Perda tentang penataan ruang dan pemanfaatan lahan juga relevan, karena menentukan lokasi strategis penyediaan TPS, gudang logistik, hingga area berkumpulnya massa kampanye. Di beberapa daerah, Perda tentang retribusi dan keuangan daerah menjadi dasar pemberian dukungan anggaran non-APBN untuk fasilitasi pilkada, misalnya dalam bentuk hibah kepada KPU daerah sesuai ketentuan peraturan perundang-undangan. Dengan demikian, Perda turut mempengaruhi aspek logistik dan dukungan sarana.?
Selain itu, Perda yang mengatur perlindungan data pribadi di tingkat daerah, pelayanan administrasi kependudukan, dan penanganan konflik sosial juga berdampak langsung pada kualitas daftar pemilih, keamanan tahapan pemilu, dan kepercayaan publik.

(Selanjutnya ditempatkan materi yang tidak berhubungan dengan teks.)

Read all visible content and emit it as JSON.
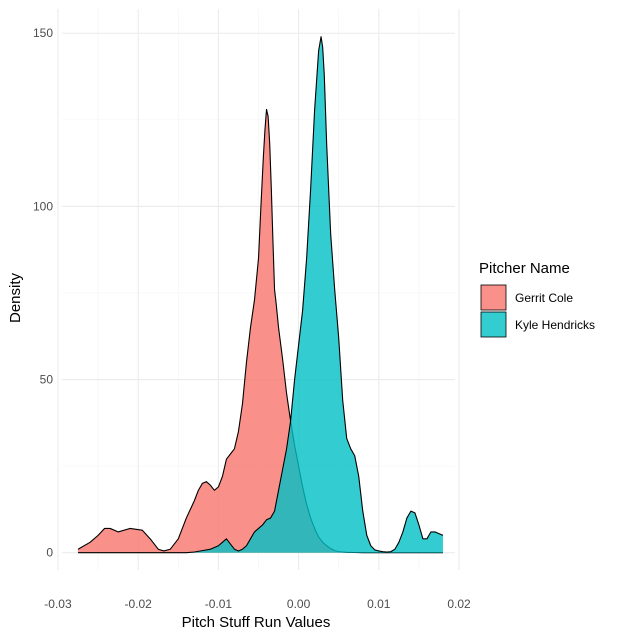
{
  "chart_data": {
    "type": "area",
    "subtype": "density",
    "title": "",
    "xlabel": "Pitch Stuff Run Values",
    "ylabel": "Density",
    "xlim": [
      -0.0295,
      0.0195
    ],
    "ylim": [
      -5,
      157
    ],
    "x_ticks": [
      -0.03,
      -0.02,
      -0.01,
      0.0,
      0.01,
      0.02
    ],
    "x_tick_labels": [
      "-0.03",
      "-0.02",
      "-0.01",
      "0.00",
      "0.01",
      "0.02"
    ],
    "y_ticks": [
      0,
      50,
      100,
      150
    ],
    "y_tick_labels": [
      "0",
      "50",
      "100",
      "150"
    ],
    "grid": true,
    "legend": {
      "title": "Pitcher Name",
      "placement": "right"
    },
    "series": [
      {
        "name": "Gerrit Cole",
        "color": "#F8766D",
        "opacity": 0.8,
        "x": [
          -0.0275,
          -0.026,
          -0.025,
          -0.0242,
          -0.0235,
          -0.0225,
          -0.021,
          -0.0195,
          -0.0185,
          -0.0175,
          -0.0168,
          -0.016,
          -0.015,
          -0.014,
          -0.013,
          -0.0125,
          -0.012,
          -0.0115,
          -0.011,
          -0.0105,
          -0.01,
          -0.0095,
          -0.009,
          -0.0085,
          -0.008,
          -0.0075,
          -0.007,
          -0.0065,
          -0.006,
          -0.0055,
          -0.005,
          -0.0047,
          -0.0044,
          -0.0042,
          -0.004,
          -0.0038,
          -0.0036,
          -0.0034,
          -0.0032,
          -0.003,
          -0.0028,
          -0.0025,
          -0.002,
          -0.0015,
          -0.001,
          -0.0005,
          0.0,
          0.0005,
          0.001,
          0.0015,
          0.002,
          0.0025,
          0.003,
          0.0035,
          0.004,
          0.0045,
          0.005,
          0.006,
          0.007,
          0.008,
          0.009,
          0.01,
          0.011,
          0.012,
          0.013,
          0.014,
          0.015,
          0.016,
          0.017,
          0.018
        ],
        "y": [
          1,
          3,
          5,
          7,
          7,
          6,
          7,
          6.5,
          4,
          1,
          0.5,
          1,
          4,
          10,
          15,
          18,
          20,
          20.5,
          19.5,
          18,
          19,
          22,
          27,
          28.5,
          30,
          35,
          43,
          55,
          65,
          73,
          85,
          100,
          114,
          122,
          128,
          126,
          118,
          105,
          90,
          76,
          72,
          65,
          56,
          46,
          38,
          31,
          25,
          19,
          14,
          10,
          7,
          4.5,
          3,
          2,
          1.2,
          0.6,
          0.3,
          0.1,
          0.05,
          0,
          0,
          0,
          0,
          0,
          0,
          0,
          0,
          0,
          0,
          0
        ]
      },
      {
        "name": "Kyle Hendricks",
        "color": "#00BFC4",
        "opacity": 0.8,
        "x": [
          -0.0275,
          -0.014,
          -0.013,
          -0.012,
          -0.011,
          -0.0105,
          -0.01,
          -0.0095,
          -0.009,
          -0.0085,
          -0.008,
          -0.0075,
          -0.007,
          -0.0065,
          -0.006,
          -0.0055,
          -0.005,
          -0.0045,
          -0.004,
          -0.0035,
          -0.003,
          -0.0025,
          -0.002,
          -0.0015,
          -0.001,
          -0.0005,
          0.0,
          0.0005,
          0.001,
          0.0015,
          0.002,
          0.0025,
          0.0028,
          0.003,
          0.0032,
          0.0035,
          0.004,
          0.0045,
          0.005,
          0.0055,
          0.006,
          0.0065,
          0.007,
          0.0075,
          0.008,
          0.0085,
          0.009,
          0.0095,
          0.01,
          0.0105,
          0.011,
          0.0115,
          0.012,
          0.0125,
          0.013,
          0.0135,
          0.014,
          0.0145,
          0.015,
          0.0155,
          0.016,
          0.0165,
          0.017,
          0.0175,
          0.018
        ],
        "y": [
          0,
          0,
          0.2,
          0.6,
          1,
          1.5,
          2,
          3,
          4,
          2.5,
          1,
          0.5,
          1,
          2,
          4,
          6,
          7,
          8,
          9.5,
          10,
          12,
          18,
          24,
          30,
          38,
          50,
          60,
          70,
          85,
          105,
          128,
          145,
          149,
          146,
          138,
          118,
          92,
          76,
          62,
          44,
          33,
          30,
          28,
          22,
          12,
          5,
          2,
          0.8,
          0.5,
          0.3,
          0.2,
          0.3,
          1,
          3,
          6,
          10,
          12,
          11.5,
          8,
          4,
          4,
          6,
          6,
          5.5,
          5
        ]
      }
    ]
  }
}
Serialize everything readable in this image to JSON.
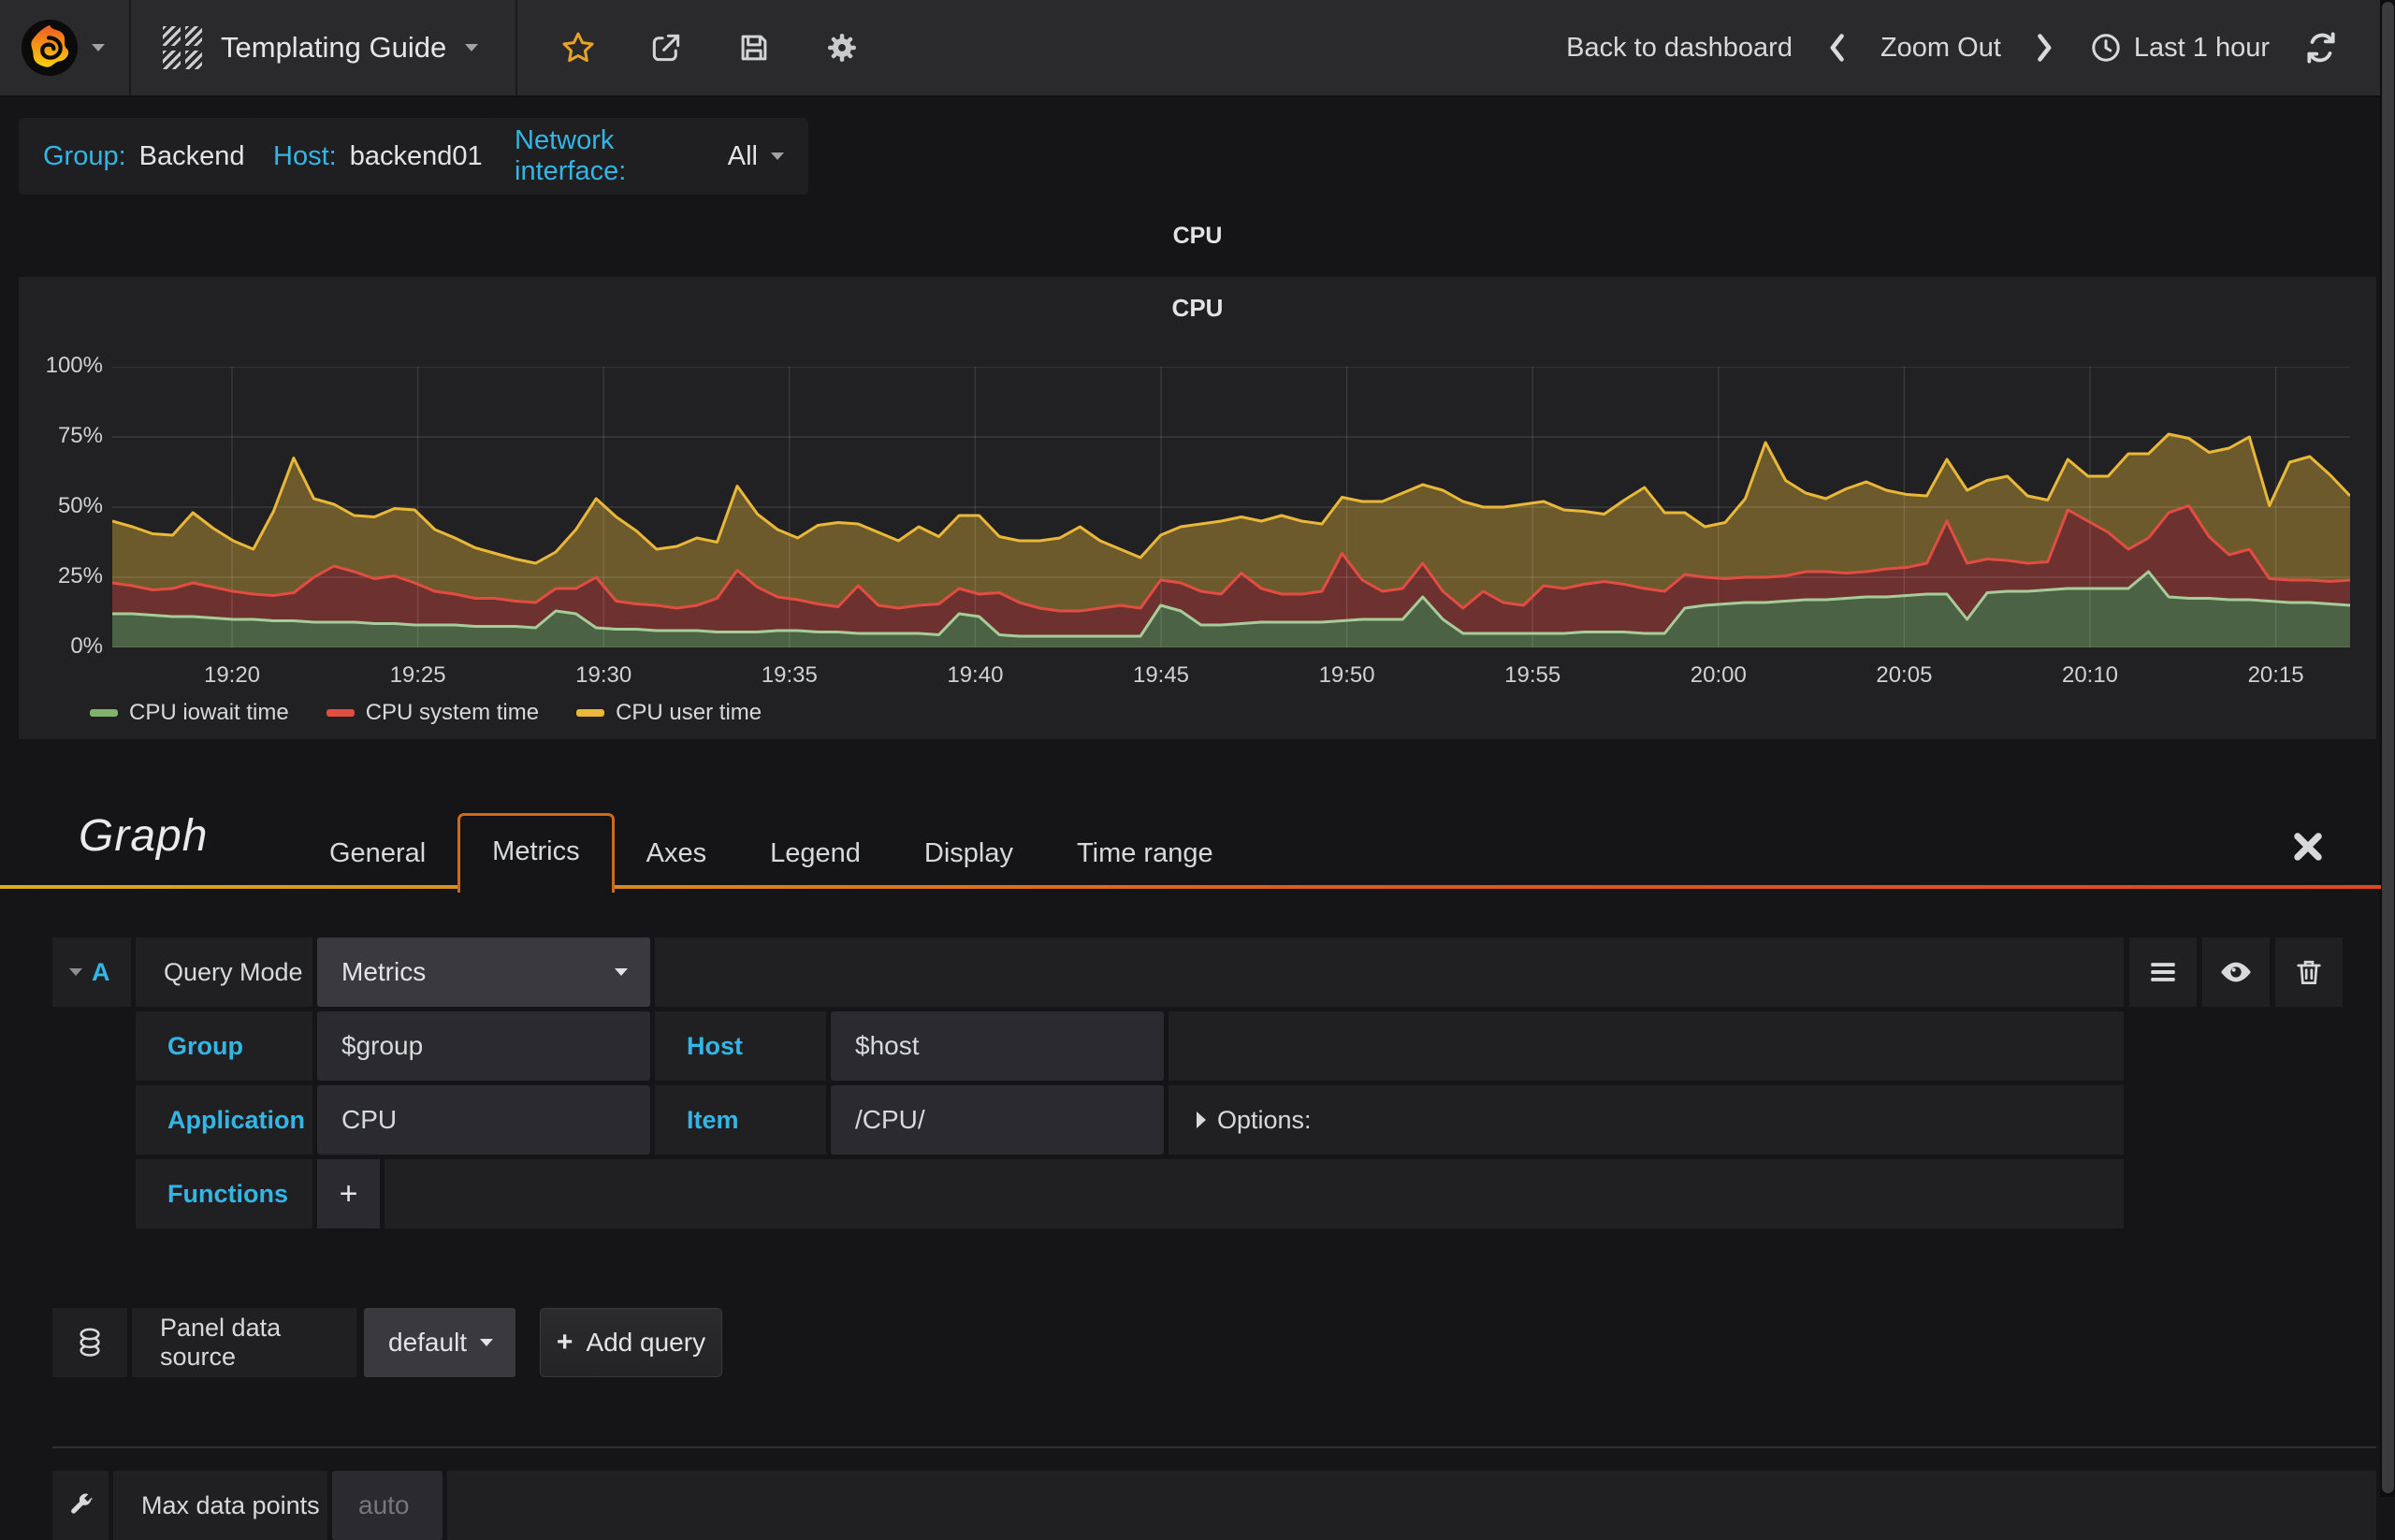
{
  "navbar": {
    "dashboard_title": "Templating Guide",
    "back_to_dashboard": "Back to dashboard",
    "zoom_out": "Zoom Out",
    "time_range": "Last 1 hour"
  },
  "variables": [
    {
      "label": "Group:",
      "value": "Backend"
    },
    {
      "label": "Host:",
      "value": "backend01"
    },
    {
      "label": "Network interface:",
      "value": "All"
    }
  ],
  "panel": {
    "header_title": "CPU"
  },
  "chart_data": {
    "type": "area",
    "stacked": true,
    "title": "CPU",
    "xlabel": "",
    "ylabel": "",
    "ylim": [
      0,
      100
    ],
    "y_ticks": [
      "0%",
      "25%",
      "50%",
      "75%",
      "100%"
    ],
    "x_ticks": [
      "19:20",
      "19:25",
      "19:30",
      "19:35",
      "19:40",
      "19:45",
      "19:50",
      "19:55",
      "20:00",
      "20:05",
      "20:10",
      "20:15"
    ],
    "grid": true,
    "legend_position": "bottom",
    "series": [
      {
        "name": "CPU iowait time",
        "color": "#7eb26d",
        "fill": "rgba(126,178,109,0.45)",
        "values": [
          12,
          12,
          11.5,
          11,
          11,
          10.5,
          10,
          10,
          9.5,
          9.5,
          9,
          9,
          9,
          8.5,
          8.5,
          8,
          8,
          8,
          7.5,
          7.5,
          7.5,
          7,
          13,
          12,
          7,
          6.5,
          6.5,
          6,
          6,
          6,
          5.5,
          5.5,
          5.5,
          6,
          6,
          5.5,
          5.5,
          5,
          5,
          5,
          5,
          4.5,
          12,
          11,
          4.5,
          4,
          4,
          4,
          4,
          4,
          4,
          4,
          15,
          13,
          8,
          8,
          8.5,
          9,
          9,
          9,
          9,
          9.5,
          10,
          10,
          10,
          18,
          10,
          5,
          5,
          5,
          5,
          5,
          5,
          5.5,
          5.5,
          5.5,
          5,
          5,
          14,
          15,
          15.5,
          16,
          16,
          16.5,
          17,
          17,
          17.5,
          18,
          18,
          18.5,
          19,
          19,
          10,
          19.5,
          20,
          20,
          20.5,
          21,
          21,
          21,
          21,
          27,
          18,
          17.5,
          17.5,
          17,
          17,
          16.5,
          16,
          16,
          15.5,
          15
        ]
      },
      {
        "name": "CPU system time",
        "color": "#e24d42",
        "fill": "rgba(226,77,66,0.40)",
        "values": [
          11,
          10,
          9,
          10,
          12,
          11,
          10,
          9,
          9,
          10,
          16,
          20,
          18,
          16,
          17,
          15,
          12,
          11,
          10,
          10,
          9,
          9,
          8,
          9,
          18,
          10,
          9,
          9,
          8,
          9,
          12,
          22,
          16,
          12,
          11,
          10,
          9,
          17,
          10,
          9,
          10,
          11,
          9,
          8,
          15,
          12,
          10,
          9,
          9,
          10,
          11,
          10,
          9,
          10,
          12,
          11,
          18,
          12,
          10,
          10,
          11,
          24,
          14,
          10,
          11,
          12,
          10,
          9,
          15,
          11,
          10,
          17,
          16,
          17,
          18,
          17,
          16,
          15,
          12,
          10,
          9,
          9,
          9,
          9,
          10,
          10,
          9,
          9,
          10,
          10,
          11,
          26,
          20,
          12,
          11,
          10,
          10,
          28,
          24,
          20,
          14,
          12,
          30,
          33,
          22,
          16,
          18,
          8,
          8,
          8,
          8,
          9
        ]
      },
      {
        "name": "CPU user time",
        "color": "#eab839",
        "fill": "rgba(234,184,57,0.38)",
        "values": [
          22,
          21,
          20,
          19,
          25,
          21,
          18,
          16,
          30,
          48,
          28,
          22,
          20,
          22,
          24,
          26,
          22,
          20,
          18,
          16,
          15,
          14,
          13,
          21,
          28,
          30,
          26,
          20,
          22,
          24,
          20,
          30,
          26,
          24,
          22,
          28,
          30,
          22,
          26,
          24,
          28,
          24,
          26,
          28,
          20,
          22,
          24,
          26,
          30,
          24,
          20,
          18,
          16,
          20,
          24,
          26,
          20,
          24,
          28,
          26,
          24,
          20,
          28,
          32,
          34,
          28,
          36,
          38,
          30,
          34,
          36,
          30,
          28,
          26,
          24,
          30,
          36,
          28,
          22,
          18,
          20,
          28,
          48,
          34,
          28,
          26,
          30,
          32,
          28,
          26,
          24,
          22,
          26,
          28,
          30,
          24,
          22,
          18,
          16,
          20,
          34,
          30,
          28,
          24,
          30,
          38,
          40,
          26,
          42,
          44,
          38,
          30
        ]
      }
    ]
  },
  "editor": {
    "panel_type": "Graph",
    "tabs": [
      "General",
      "Metrics",
      "Axes",
      "Legend",
      "Display",
      "Time range"
    ],
    "active_tab": "Metrics",
    "query": {
      "ref": "A",
      "query_mode_label": "Query Mode",
      "query_mode_value": "Metrics",
      "group_label": "Group",
      "group_value": "$group",
      "host_label": "Host",
      "host_value": "$host",
      "application_label": "Application",
      "application_value": "CPU",
      "item_label": "Item",
      "item_value": "/CPU/",
      "options_label": "Options:",
      "functions_label": "Functions",
      "add_function_label": "+"
    },
    "datasource": {
      "label": "Panel data source",
      "value": "default",
      "add_query": "Add query",
      "add_query_plus": "+"
    },
    "max_data_points": {
      "label": "Max data points",
      "placeholder": "auto"
    }
  },
  "colors": {
    "accent_cyan": "#33b5e5",
    "accent_orange": "#cf6a1d",
    "star_orange": "#e8a225",
    "panel_bg": "#212124",
    "navbar_bg": "#2a2a2c"
  }
}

Semua ini menunjukkan bahwa meskipun bukan regulasi pemilu secara langsung, Perda dapat menjadi faktor pendukung penting bagi suksesnya pemilu yang tertib dan aman.
Peran Pemda dan KPU dalam Implementasi Perda
Pemerintah daerah (Pemda) memegang peran utama dalam implementasi Perda, mulai dari sosialisasi, penyusunan peraturan pelaksana, hingga penegakan di lapangan melalui perangkat daerah dan satuan tugas terkait. Dalam konteks pemilu, Pemda berkewajiban memberikan dukungan sesuai kewenangannya, seperti penyediaan fasilitas umum, keamanan lingkungan, dan koordinasi lintas instansi. Kerja sama ini menjadi prasyarat bagi terwujudnya penyelenggaraan pemilu yang efektif di tingkat lokal.?
KPU, baik di tingkat provinsi maupun kabupaten/kota, menjalankan tugas berdasarkan Undang-Undang Pemilu dan peraturan KPU, tetapi dalam praktiknya tetap perlu berkoordinasi dengan Pemda agar pelaksanaan Perda tidak bertentangan dengan asas pemilu yang langsung, umum, bebas, rahasia, jujur, dan adil. Misalnya, KPU perlu memastikan bahwa penertiban alat peraga kampanye oleh Satpol PP berdasarkan Perda ketertiban umum tidak menghambat hak peserta pemilu yang dijamin undang-undang.?
Kolaborasi Pemda dan KPU juga tampak dalam perencanaan anggaran pilkada, pemanfaatan gedung sekolah atau fasilitas publik sebagai TPS, serta penanganan potensi kerawanan sosial yang diatur dalam Perda. Dengan sinergi yang selaras antara Perda, regulasi pemilu, dan kewenangan lembaga, penyelenggaraan pemilu dapat berlangsung lebih tertata, tertib, dan sesuai dengan prinsip negara hukum demokratis.